What would you do differently next time? "I tried to do text-to-speech with actual models that run on my CPU, which was a real challenge. And it took me so much time. Next time, I'll integrate ready hosting APIs that can do the job for me."

Key takeaways or insights from this project that you would like to share? "If we are going to develop projects based on the GPT models, prompt engineering is one of the primary skills that is important. You can get more efficient just by typing the suitable prompts."

Any other feedback? "Everything was great!"

Ivan's AI Project - "MultiTales"

Ivan's AI Project - "MultiTales"

Ivan, a senior software engineer and the winner of our previous Hackathon worked on "MultiTales" - a short story generator. "MultiTales" provides the user with multiple choices for each step of the story and allows them to create the initial story premise. The AI then continues generating the rest of the story, with user choices at each step determining the ending. 

Primary languages, frameworks and tools used: SvelteKit (with node server plugin), and SkeletonUI (Tailwind) for interface creation. LangChain JS for communication with OpenAI API

Specific libraries, APIs or data sources that played a crucial role in the project: LangChain JS for communication with OpenAI API

Zod schema validator.

What were the obstacles, and how did you overcome them? "Making sure I get back consistently structured JSON responses from OpenAI API and keeping the state of the previous conversation for every user accessing the app."

What would you do differently next time? "The project was a success, so I would not do anything differently!"

Key takeaways or insights from this project that you would like to share? "OpenAPI V4 is much better than V3!"

Kelvin's project - "LogoGen"

Kelvin's AI project - "LogoGen"


Kelvin, a software developer, worked on a logo generator app which uses your given description to create 10 different logos.

Primary languages, frameworks and tools used: TypeScript, React Native and Tamagui

Specific libraries, APIs or data sources that played a crucial role in the project: OpenAI API

What were the obstacles, and how did you overcome them? OpenAI API does not support DALL·E 3 model, which would offer better results.

Any other feedback? "Great initiative!"

Petko's AI Project - "Lango"

Pekto's AI project - "Lango"


Petko, Morrow's React Native developer, worked on Lango - a web app allowing users to chat with a bot in different languages.
The user selects the language to write and the language in which the bot replies.

Lango lets you train how well you know a language by giving you a sentence recommendation if it thinks what you wrote isn't grammatically correct. You can switch the input and output languages without starting a new conversation.

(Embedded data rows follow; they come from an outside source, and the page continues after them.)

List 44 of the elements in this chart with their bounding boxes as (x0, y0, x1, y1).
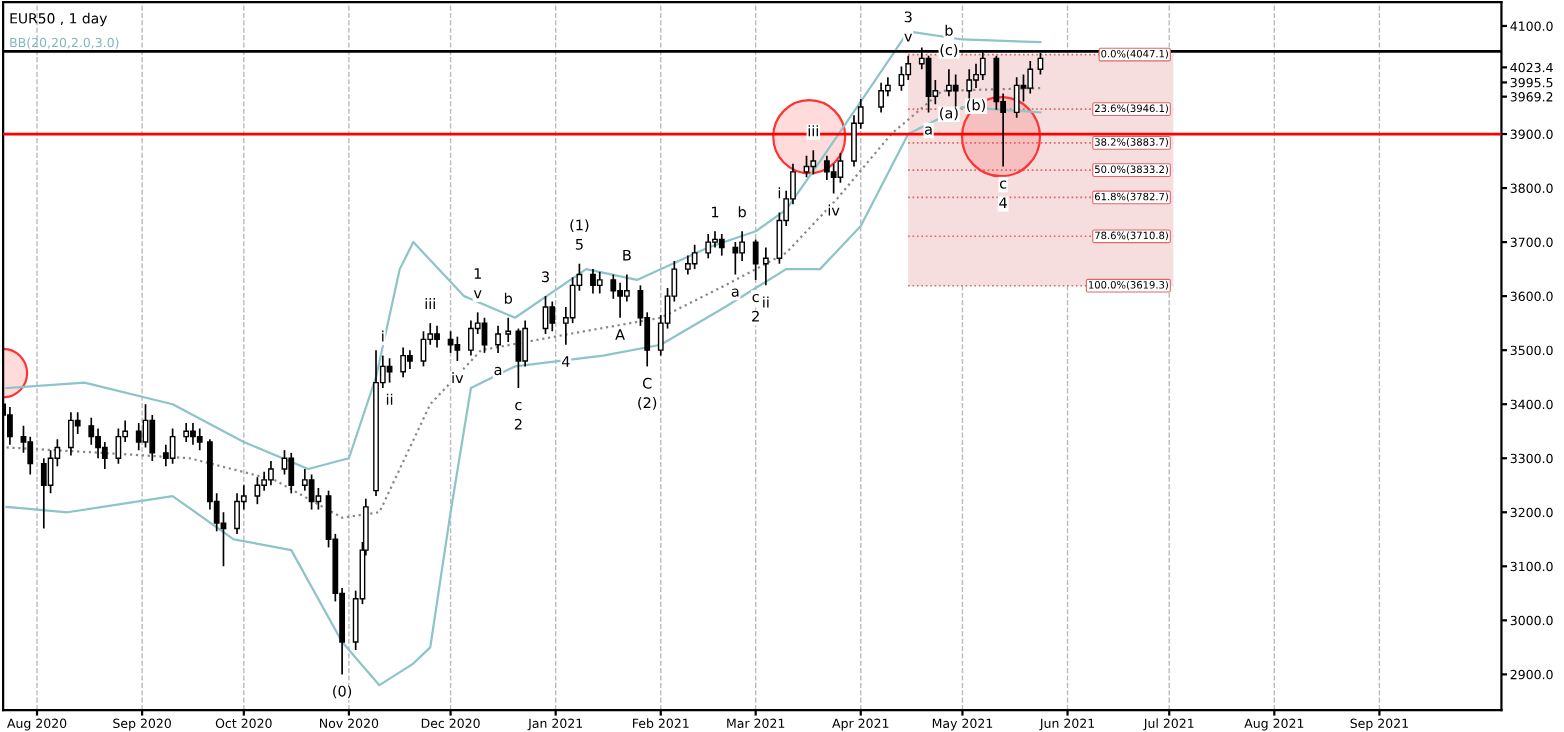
candlestick (623, 273, 630, 303)
candlestick (691, 243, 698, 270)
candlestick (434, 325, 440, 349)
candlestick (68, 411, 74, 457)
candlestick (268, 460, 274, 487)
candlestick (40, 457, 47, 530)
candlestick (705, 233, 712, 260)
candlestick (234, 492, 240, 535)
candlestick (505, 316, 512, 343)
candlestick (810, 149, 817, 176)
candlestick (515, 327, 522, 389)
line-series (5, 87, 1042, 519)
candlestick (803, 154, 810, 179)
candlestick (830, 162, 837, 195)
candlestick (837, 152, 844, 184)
candlestick (254, 476, 261, 506)
candlestick (115, 427, 122, 465)
candlestick (617, 281, 623, 319)
candlestick (407, 349, 413, 370)
candlestick (190, 422, 196, 446)
candlestick (315, 487, 322, 511)
candlestick (878, 81, 884, 114)
candlestick (596, 270, 603, 295)
candlestick (1013, 76, 1020, 119)
candlestick (718, 233, 725, 257)
candlestick (183, 422, 190, 443)
candlestick (400, 346, 407, 379)
candlestick (752, 238, 759, 281)
candlestick (945, 68, 952, 98)
candlestick (288, 452, 295, 495)
candlestick (169, 427, 176, 465)
candlestick (549, 300, 556, 333)
candlestick (468, 319, 474, 357)
candlestick (308, 473, 315, 511)
candlestick (495, 325, 501, 354)
candlestick (732, 241, 739, 276)
candlestick (454, 335, 461, 362)
candlestick (590, 268, 596, 295)
candlestick (952, 73, 959, 108)
candlestick (196, 427, 203, 451)
candlestick (162, 443, 169, 468)
candlestick (762, 246, 769, 287)
candlestick (1027, 60, 1034, 95)
candlestick (135, 422, 142, 451)
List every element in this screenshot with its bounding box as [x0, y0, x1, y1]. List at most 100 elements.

Primary languages, frameworks and tools used: Expo, React Native Web and React Native Paper

Specific libraries, APIs or data sources that played a crucial role in the project: OpenAI API

What were the obstacles, and how did you overcome them? The biggest obstacle was recording voice for a speech-to-text functionality. I was using expo-av, which didn't work, and I ran out of time to fix this issue.

What would you do differently next time? "Plan my time better so I could try other ways of voice recording."

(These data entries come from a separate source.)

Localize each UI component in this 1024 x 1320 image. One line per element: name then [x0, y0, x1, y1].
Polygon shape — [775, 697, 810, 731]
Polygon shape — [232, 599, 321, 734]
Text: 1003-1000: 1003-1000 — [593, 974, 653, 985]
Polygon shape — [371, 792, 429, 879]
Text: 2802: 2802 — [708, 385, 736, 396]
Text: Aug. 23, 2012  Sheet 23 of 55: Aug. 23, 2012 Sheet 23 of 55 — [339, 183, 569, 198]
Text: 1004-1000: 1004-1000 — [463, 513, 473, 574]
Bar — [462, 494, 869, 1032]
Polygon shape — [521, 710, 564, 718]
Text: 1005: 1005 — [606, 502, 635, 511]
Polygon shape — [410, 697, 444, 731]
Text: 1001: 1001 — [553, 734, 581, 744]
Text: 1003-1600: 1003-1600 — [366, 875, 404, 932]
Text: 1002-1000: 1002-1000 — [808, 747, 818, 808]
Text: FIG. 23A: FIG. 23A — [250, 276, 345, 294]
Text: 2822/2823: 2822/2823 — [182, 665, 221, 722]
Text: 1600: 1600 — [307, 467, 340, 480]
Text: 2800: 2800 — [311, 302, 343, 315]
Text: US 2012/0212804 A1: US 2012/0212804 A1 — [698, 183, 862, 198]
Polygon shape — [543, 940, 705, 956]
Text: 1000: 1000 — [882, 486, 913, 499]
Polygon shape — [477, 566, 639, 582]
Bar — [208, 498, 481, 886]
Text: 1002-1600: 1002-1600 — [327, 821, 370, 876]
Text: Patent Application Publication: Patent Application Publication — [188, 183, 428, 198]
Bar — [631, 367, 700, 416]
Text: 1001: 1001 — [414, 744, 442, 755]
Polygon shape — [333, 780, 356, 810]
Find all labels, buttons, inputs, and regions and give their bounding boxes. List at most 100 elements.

Key takeaways or insights from this project that you would like to share? "Recording voice didn't work at all on the web, while on mobile, I could save a file."

The Winner of Morrow's AI Hackathon 2.0

Cole Townsend, the CTO of SoleRetriever, a sneakerhead mainstay, and Morrow's client, kindly agreed to be our AI Hackathon 2.0 guest judge. After some deliberation, Cole announced the winner: "On the combination of the technicality, completeness of the project, creativity and overall presentation, I am awarding the win to our reigning champion Ivan for making a great storyteller! There were some pretty ambitious projects there. Great job all of you!"

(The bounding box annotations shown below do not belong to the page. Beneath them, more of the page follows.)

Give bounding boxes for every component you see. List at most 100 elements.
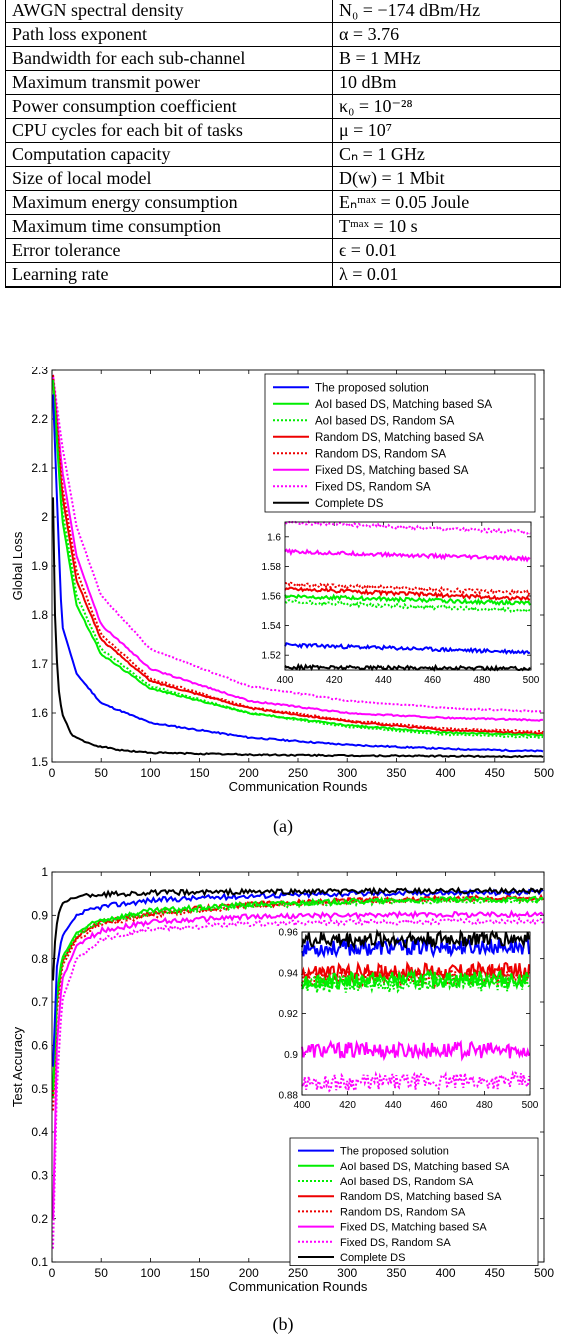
parameter-value: 10 dBm	[332, 70, 561, 95]
parameter-name: Error tolerance	[5, 238, 333, 263]
x-tick-label: 450	[485, 1266, 505, 1280]
x-tick-label: 500	[534, 1266, 554, 1280]
inset-y-tick-label: 0.96	[279, 928, 299, 939]
inset-series-line	[301, 972, 530, 994]
legend-entry: The proposed solution	[340, 1146, 449, 1158]
series-line	[52, 886, 544, 981]
parameter-name: Maximum transmit power	[5, 70, 333, 95]
parameter-value: μ = 10⁷	[332, 118, 561, 143]
x-tick-label: 50	[95, 1266, 109, 1280]
series-line	[52, 916, 544, 1249]
y-tick-label: 2	[41, 510, 48, 524]
legend-entry: Fixed DS, Matching based SA	[315, 465, 469, 477]
inset-y-tick-label: 1.52	[262, 651, 282, 662]
parameter-name: Size of local model	[5, 166, 333, 191]
parameter-value: ϵ = 0.01	[332, 238, 561, 263]
inset-series-line	[301, 1070, 531, 1094]
parameter-value: α = 3.76	[332, 22, 561, 47]
y-tick-label: 0.5	[31, 1082, 48, 1096]
inset-x-tick-label: 480	[473, 675, 490, 686]
y-tick-label: 1.5	[31, 755, 48, 769]
parameter-name: Power consumption coefficient	[5, 94, 333, 119]
x-tick-label: 50	[95, 766, 109, 780]
y-tick-label: 1.6	[31, 706, 48, 720]
inset-series-line	[284, 581, 531, 598]
inset-series-line	[284, 548, 531, 563]
inset-series-line	[301, 1039, 531, 1062]
y-tick-label: 2.2	[31, 412, 48, 426]
inset-x-tick-label: 460	[424, 675, 441, 686]
inset-series-line	[284, 520, 531, 536]
table-row: Size of local model D(w) = 1 Mbit	[5, 166, 561, 191]
inset-series-line	[301, 928, 531, 951]
series-line	[52, 374, 544, 713]
table-row: Maximum energy consumption Eₙᵐᵃˣ = 0.05 J…	[5, 190, 561, 215]
parameter-value: Cₙ = 1 GHz	[332, 142, 561, 167]
parameter-value: D(w) = 1 Mbit	[332, 166, 561, 191]
y-tick-label: 1.9	[31, 559, 48, 573]
axes-frame	[51, 369, 545, 763]
x-tick-label: 300	[337, 766, 357, 780]
series-line	[52, 896, 544, 1099]
y-tick-label: 1.8	[31, 608, 48, 622]
legend-entry: Complete DS	[340, 1252, 405, 1264]
inset-series-line	[301, 968, 530, 991]
y-tick-label: 0.1	[31, 1255, 48, 1269]
x-tick-label: 250	[288, 766, 308, 780]
legend-entry: Random DS, Matching based SA	[315, 432, 484, 444]
parameter-value: λ = 0.01	[332, 262, 561, 288]
parameter-name: Bandwidth for each sub-channel	[5, 46, 333, 71]
inset-x-tick-label: 440	[385, 1100, 402, 1111]
parameter-value: B = 1 MHz	[332, 46, 561, 71]
table-row: Power consumption coefficient κ₀ = 10⁻²⁸	[5, 94, 561, 119]
y-tick-label: 2.3	[31, 367, 48, 377]
legend-entry: Fixed DS, Random SA	[315, 481, 431, 493]
table-row: Bandwidth for each sub-channel B = 1 MHz	[5, 46, 561, 71]
parameter-name: Path loss exponent	[5, 22, 333, 47]
x-tick-label: 300	[337, 1266, 357, 1280]
legend-entry: AoI based DS, Matching based SA	[340, 1161, 510, 1173]
parameter-value: κ₀ = 10⁻²⁸	[332, 94, 561, 119]
parameter-value: Tᵐᵃˣ = 10 s	[332, 214, 561, 239]
legend-entry: Random DS, Matching based SA	[340, 1191, 502, 1203]
legend-entry: Random DS, Random SA	[340, 1206, 466, 1218]
figure-a-caption: (a)	[273, 816, 293, 836]
inset-series-line	[284, 593, 531, 606]
inset-y-tick-label: 0.92	[279, 1009, 299, 1020]
table-row: Maximum time consumption Tᵐᵃˣ = 10 s	[5, 214, 561, 239]
y-tick-label: 1.7	[31, 657, 48, 671]
legend-entry: AoI based DS, Matching based SA	[315, 399, 492, 411]
x-tick-label: 0	[49, 766, 56, 780]
inset-frame	[301, 931, 531, 1096]
y-tick-label: 0.2	[31, 1212, 48, 1226]
x-tick-label: 350	[386, 766, 406, 780]
legend-entry: Complete DS	[315, 498, 384, 510]
table-row: Learning rate λ = 0.01	[5, 262, 561, 288]
legend-entry: AoI based DS, Random SA	[340, 1176, 474, 1188]
table-row: Error tolerance ϵ = 0.01	[5, 238, 561, 263]
inset-x-tick-label: 500	[523, 675, 540, 686]
legend-entry: AoI based DS, Random SA	[315, 415, 455, 427]
x-tick-label: 150	[190, 1266, 210, 1280]
legend-entry: Random DS, Random SA	[315, 448, 446, 460]
x-axis-label: Communication Rounds	[229, 779, 368, 794]
inset-x-tick-label: 420	[339, 1100, 356, 1111]
x-tick-label: 150	[190, 766, 210, 780]
legend-box	[264, 373, 536, 513]
series-line	[52, 497, 544, 759]
inset-series-line	[284, 586, 531, 603]
parameter-name: Computation capacity	[5, 142, 333, 167]
x-tick-label: 350	[386, 1266, 406, 1280]
y-tick-label: 2.1	[31, 461, 48, 475]
y-axis-label: Global Loss	[10, 531, 25, 600]
inset-x-tick-label: 480	[476, 1100, 493, 1111]
inset-series-line	[284, 662, 531, 672]
legend-box	[289, 1137, 539, 1266]
y-tick-label: 0.7	[31, 995, 48, 1009]
y-tick-label: 0.6	[31, 1039, 48, 1053]
parameter-name: Maximum time consumption	[5, 214, 333, 239]
inset-x-tick-label: 440	[375, 675, 392, 686]
series-line	[52, 394, 544, 753]
series-line	[52, 379, 544, 735]
figure-a-global-loss: 0 50 100 150 200 250 300 350 400 450 500 1.5 1.6 1.7 1…	[10, 367, 554, 794]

"On the combination of the technicality, completeness of the project, creativity and overall presentation, I am awarding the win to our reigning champion Ivan for making a great storyteller! There were some pretty ambitious projects there. Great job to all of you!" - Cole Townsend, CTO of SoleRetriever

Congratulations to Ivan once again! Will someone finally take the crown from our reigning champion in the next Hackathon?